Dikkat ediyor musunuz, son dönemde manevi alanda ruhsal öğreticiler çoğaldı? Akıldaneler, din eğiticileri, öğreticiler, akıl hocaları, yaşam ve ilişki koçları. Bu alan neden bu kadar önemsendi düşündünüz mü? Ben düşündüm, insanlar kendi başlarına yaşayamayacağı hissiyle bebeklikten şartlandırıldı! Bir öndere yapış, bir şeyhe yapış gibi söylemleri sıkça duydular bebeklikten. Doğal olarak da kendileri haricinde bilici başları arayışına girdiler! Bilici başları da kurnaz, bazıları “Orta Çağ” söylemleri ve öğretileriyle işi yürütürken bazıları da yukarda saydığım makamlar üzerinden yeni, popüler söylemler üretiyorlar! Bu alana sağlık da giriverdi; çeşit çeşit şifalı iksirler ve ilaçların reklamları adeta insanı rahatsız eder boyuta geldi. “Sağlam Kafa Sağlam Vücutta Bulunur” yazımda bahsetmiştim biraz. İnsanların ruhsal ve bedensel sağlığı paralel olarak bozuluyor. Bu bozulmanın çarecileri de meydanı, bu alanı dolduruyor! İhtiyaç oluşturulursa çaresine zemin hazırlanır! Yapay korku yapay sevinci netice verir! İnsanları ruhen yetersiz olduğuna inandırırsanız ruhsal şifacılar yemlenir! Bedeninin bazı iksirleri almadan verimli çalışmayacağına ikna ederseniz macuncular yemlenir! Bakın insan orjin insan, doğal yaşar! İlaçla, iksirle ya da ruhsal telkin ihtiyacıyla eksik yaratılmış değildir! Öyle olsa “Alimler az yer!” gibi övücü söylemler olmazdı! Şifalı bitkileri ve şifalı telkinleri önemsemediğimi sanmayın. Lokman Hekim efsanesini bilirim, önemserim. Ruhsal rehberleri e önemserim. Sadece şuna dikkat çekmek isterim; hedef insanın tüm bağlardan kurtulup orjin olarak aslına dönmesi olmalıdır! Yani manevi olarak birilerine bağlı olmayacak, maddi olarak da macun ve iksirlere bağlı olmayacak! İdeal hedef bu. Demek ki neymiş, ruhsal telkin ya da bedensel iksir ihtiyacının fazlası yapay imiş! Kapılmamalı imiş, insanları sömürmek için kullanılan bir araç olabilirmiş?

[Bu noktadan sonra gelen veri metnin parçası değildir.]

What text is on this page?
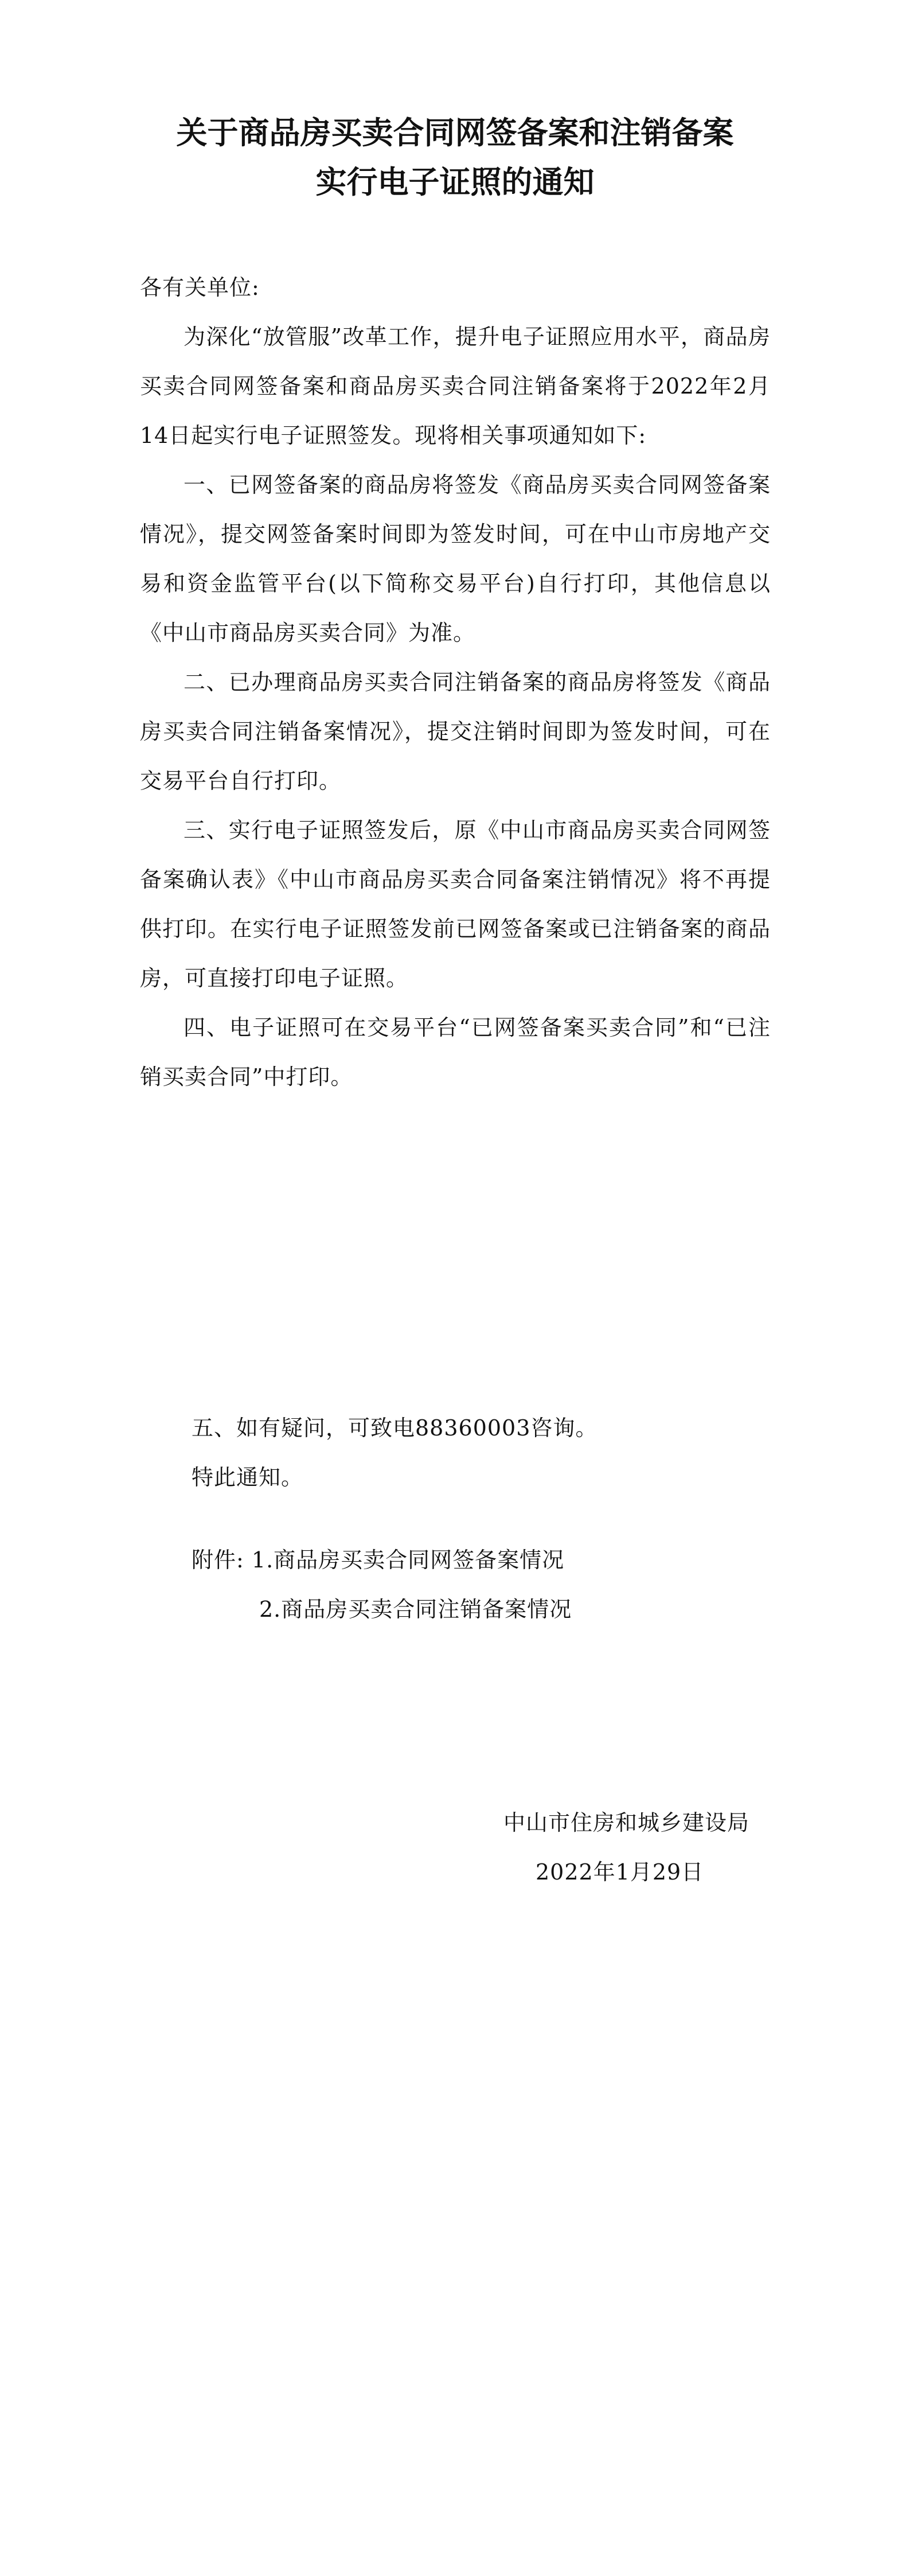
关于商品房买卖合同网签备案和注销备案
实行电子证照的通知

各有关单位:

为深化“放管服”改革工作，提升电子证照应用水平，商品房买卖合同网签备案和商品房买卖合同注销备案将于2022年2月14日起实行电子证照签发。现将相关事项通知如下:

一、已网签备案的商品房将签发《商品房买卖合同网签备案情况》，提交网签备案时间即为签发时间，可在中山市房地产交易和资金监管平台(以下简称交易平台)自行打印，其他信息以《中山市商品房买卖合同》为准。

二、已办理商品房买卖合同注销备案的商品房将签发《商品房买卖合同注销备案情况》，提交注销时间即为签发时间，可在交易平台自行打印。

三、实行电子证照签发后，原《中山市商品房买卖合同网签备案确认表》《中山市商品房买卖合同备案注销情况》将不再提供打印。在实行电子证照签发前已网签备案或已注销备案的商品房，可直接打印电子证照。

四、电子证照可在交易平台“已网签备案买卖合同”和“已注销买卖合同”中打印。

五、如有疑问，可致电88360003咨询。

特此通知。

附件: 1.商品房买卖合同网签备案情况

2.商品房买卖合同注销备案情况

中山市住房和城乡建设局
2022年1月29日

Peki nötr bakmak nasıl olacak?
Risalelerde geçer; “İbrahim Hakkı gibi "Mevlâ görelim neyler / Neylerse güzel eyler" de, pencerelerden seyret, içlerine girme.” Asa-yı Musa | İkinci Kısım | 219 Olayları bu şekilde seyredebilene ben “Arif” diyorum. Yani yapay sevinçler ve yapay üzüntülerle yol almayan, bizzat kendi algısını kullananlara…
Son tahlilde; insan evreni nötr kalarak izleyebilir! Bu mümkündür! Zihin oyunlarından kendini kurtarabilir ve yapay olayların içine düşmekten kendini muhafaza edebilirse ve dahi “An” da kalmayı başarabilir ise zaten kendi Cennet’ini kendisi kurmuş olur! Anda kalmak ise geçmişin birikmiş üzüntü ya da elemlerini silerek olur! Yani tekrar tekrar üzerinden gitmemekle! Geleceğe dair korkuları da henüz gelecek gelmemişken gereksiz yere yaşamamakla olur! Anda kalmak konusunda başka yazılarım var “An” konusunu o yazılarıma havale ediyorum.
Selametle,
Ahmet Bektaş
YORUMLAR
Henüz yorum yapılmamış.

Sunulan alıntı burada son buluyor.